Center for Student Success

Seven Idea For Finding Time

 

. COMBINE 2 ACTIVITIES: If you ride the bus, use the time to read a book. When walking to class, mentally review a list from one of your classes or mentally organize a paper you are writing.

. BE PREPARED TO STUDY WHILE YOU WAIT: Whether waiting in a line for tickets or in the doctor’s office, bring something to study with you. Twenty minutes reviewing Spanish verbs is a better use of time than rifling through an old magazine.

. USE THE TELEPHONE TO GET INFORMATION: If you need to see if a book has come into the library, call! Any contact or information you can gather by phone saves you important travel time.

. HAVE A SYSTEM FOR FINDING/LOCATING IMPORTANT THINGS: Be consistent about where you put things you will need—papers, pens, keys, books. Save the time you would lose looking for these things.

. DON’T LET A ONE-HOUR TASK TAKE THREE HOURS: If you are working on a simple task, don’t let it be a time hog. Put the right amount of time into each assignment. Budget your time.
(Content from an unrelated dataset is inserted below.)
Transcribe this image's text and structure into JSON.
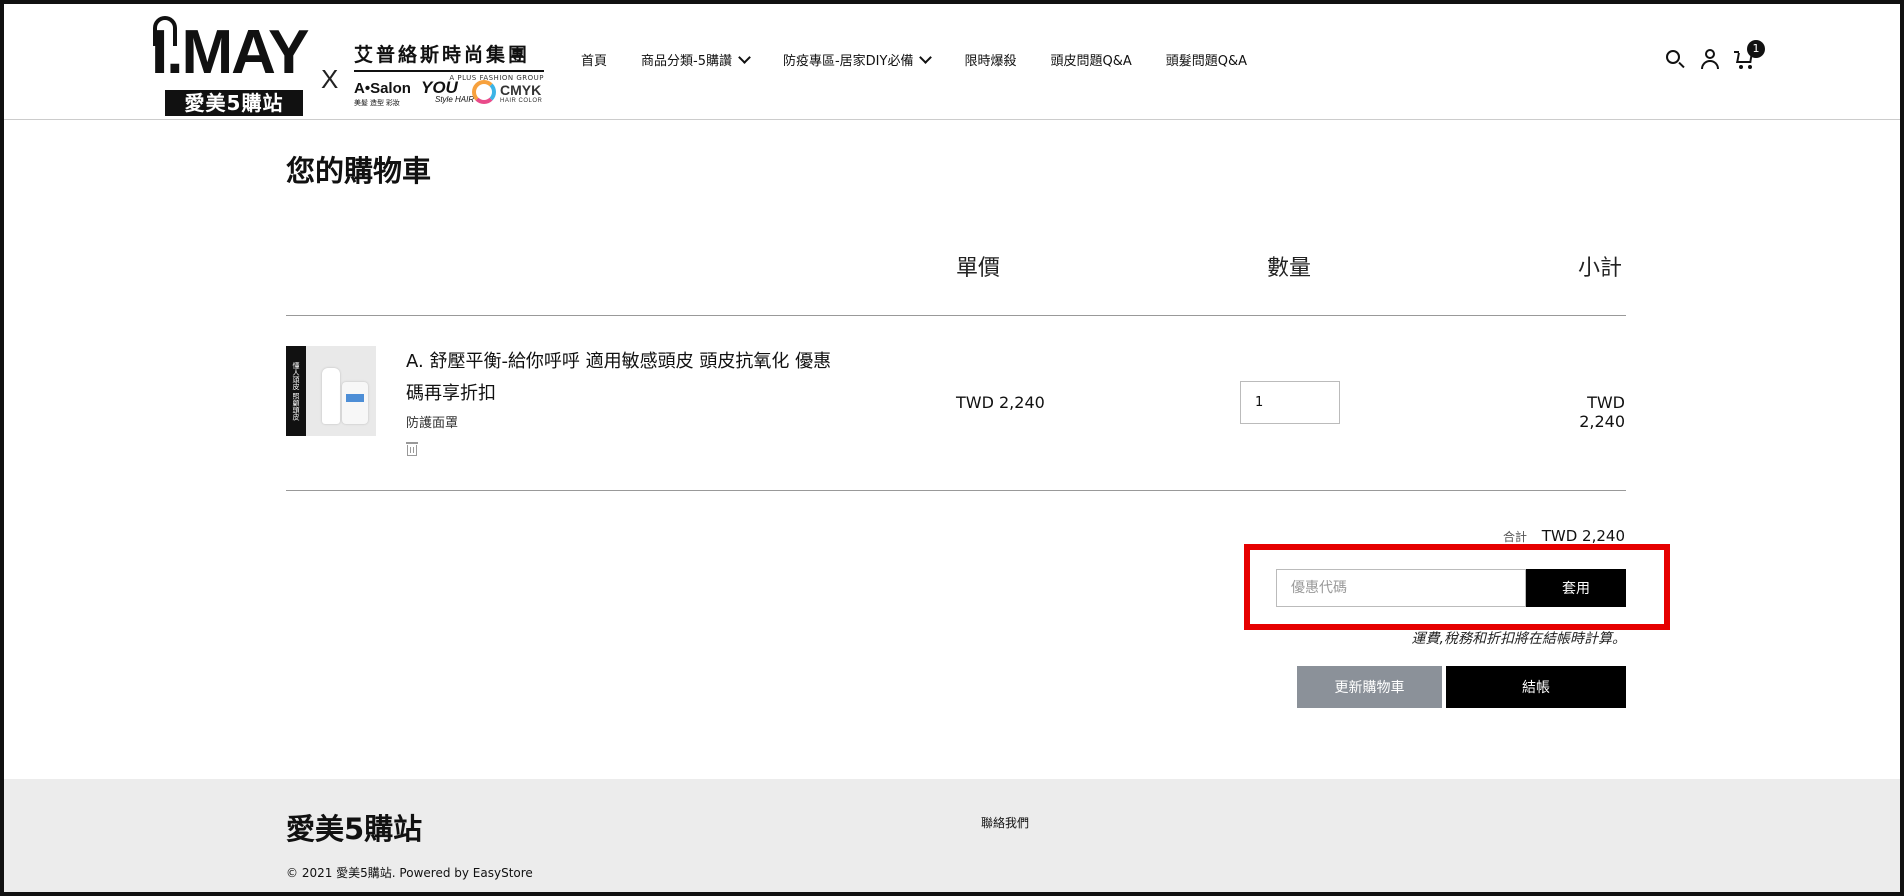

. DO IT RIGHT THE FIRST TIME: “If you haven’t got the time to do it right, when will you find the time to do it over?” A few minutes or less to make a backup copy of a report may save your great grief if your paper is lost on the computer’s hard drive.

. RUTHLESSLY CUT DOWN ON TELEVISION OR INTERNET SURFING! 

 

Based on L.E. Flemminga and J. Leet, Becoming a successful student
New York: Harper Collins College Publishers, 1994.